Nunca passaria pela minha cabeça que o Zoo poderia ser tão visitado. Contudo, o maior espanto foi a UNANIMIDADE do público frequentador. Não vi uma pessoa sequer que aparentasse pertencer às classes mais abastadas. Todos eram do povão merrrmo, com direito a cabelo alisado à base de fero, ou chapinha, ou progressiva, bolsas coloridas, tops e shortinhos sensuais e muitos (muito mesmo) óculos de sol, boné e tênis made in camelô. Era a festa da periferia em pleno rincão dos Doutores. E como na Bahia pobreza tem cor, formas e movimentos, todo mundo portava em si a sua porcentagem de pretude desde a textura do cabelo, passando pelos traços do rosto, a cor da pele até a disposição pro riso e pr’alegria deliciosamente espalhafatosa. Verdadeira nuance. Outra beleza. A baianidade pululava ali com efervescência! Lugar magnífico pros antropólogos, filólogos, linguistas, psicólogos e toda gente que gosta da simplicidade e espontaneidade da gente simples, que ri fácil e se anima com tudo, precisando de muito pouco pra gozar.
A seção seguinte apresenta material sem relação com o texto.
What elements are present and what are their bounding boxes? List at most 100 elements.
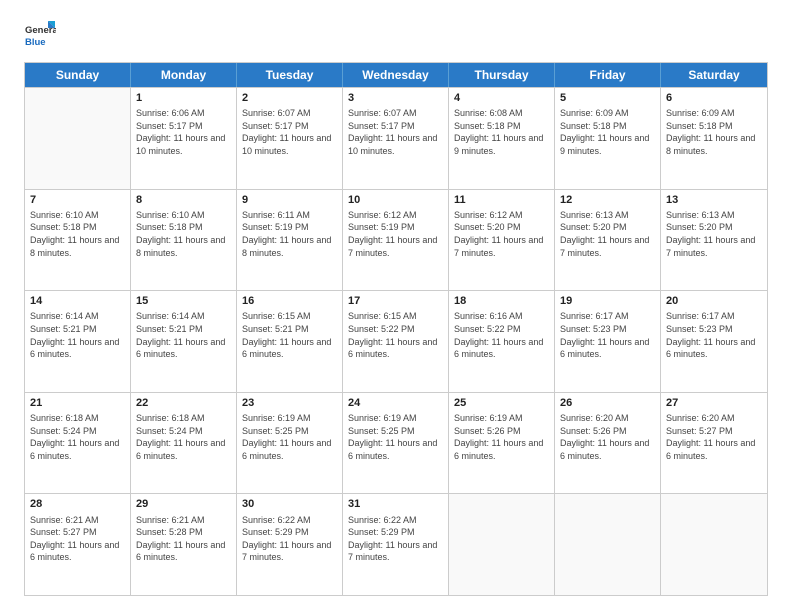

Terminado o passeio atípico dominical, chegou a noite e com ela a fome. Resolvemos ir direto pr’uma famosa creperia ali mesmos, pertinho. De cara, o choque: ambiente de muito luxo, ostentação, exibição, vaidade. Desfile de grifes, últimas tendências da Civilização Ocidental. Muito burburinho. A paquera rolava solta entre os playboys e as patizinhas. O brasileiro se misturava livre com duas ou três palavras do inglês para cada frase proferida. Os papos eram outros sem dúvidas. Realidade, bem distinta daquela de pouco tempo atrás ali no Zoo. De imediato, só se via os brancos típicos das Terras Brasillis pipocando entre as mesas – depois dizem que não existem brancos na Bahia... Aonde?! Eles são os herdeiros da antiga aristocracia e oligarquia rurais desde a época da fundação de Salvador e da riqueza da cana de açúcar no Nordeste. Os mantenedores do poder em detrimento da massa volumosa dos negros e descendestes abandonas e esquecidos sobre as encostas-manteigas dos morros que derretem a qualquer pancadinha de chuva mais forte. Salvem-se quem puder! A Bahia é aqui. – Os únicos não brancos, ou de cor (como muitos chamam pejorativamente), ou simplesmente pretos, negos ou negão era a gente e os funcionários do estabelecimento. Me senti deslocado completamente. Nós éramos os extraterrestres ali; diferente do ambiente anterior, onde éramos mais um no meio da muvucada. Olhares de reprovação não faltaram contra nós. Se pudessem, arrancavam a gente dali aos murros e chutes. Era como se pensassem Onde já se viu! Que disparate! Não sabem mais onde é o seu lugar não, Gentalha?! E nós apenas erguemos a cabeça, fitamos nosso olhar provocante em cada um e fomos soberbos pra nossa linda mesa bem à vista de todas e todos. Afinal, tínhamos como bancar a afronta – mesmo que isso levasse metade ou mais do salário do mês (risos). Não tinha mais como recuar. Já tava no barril de bosta mesmo, né? O jeito era se afogar por completo. Deus ajuda os necessitados...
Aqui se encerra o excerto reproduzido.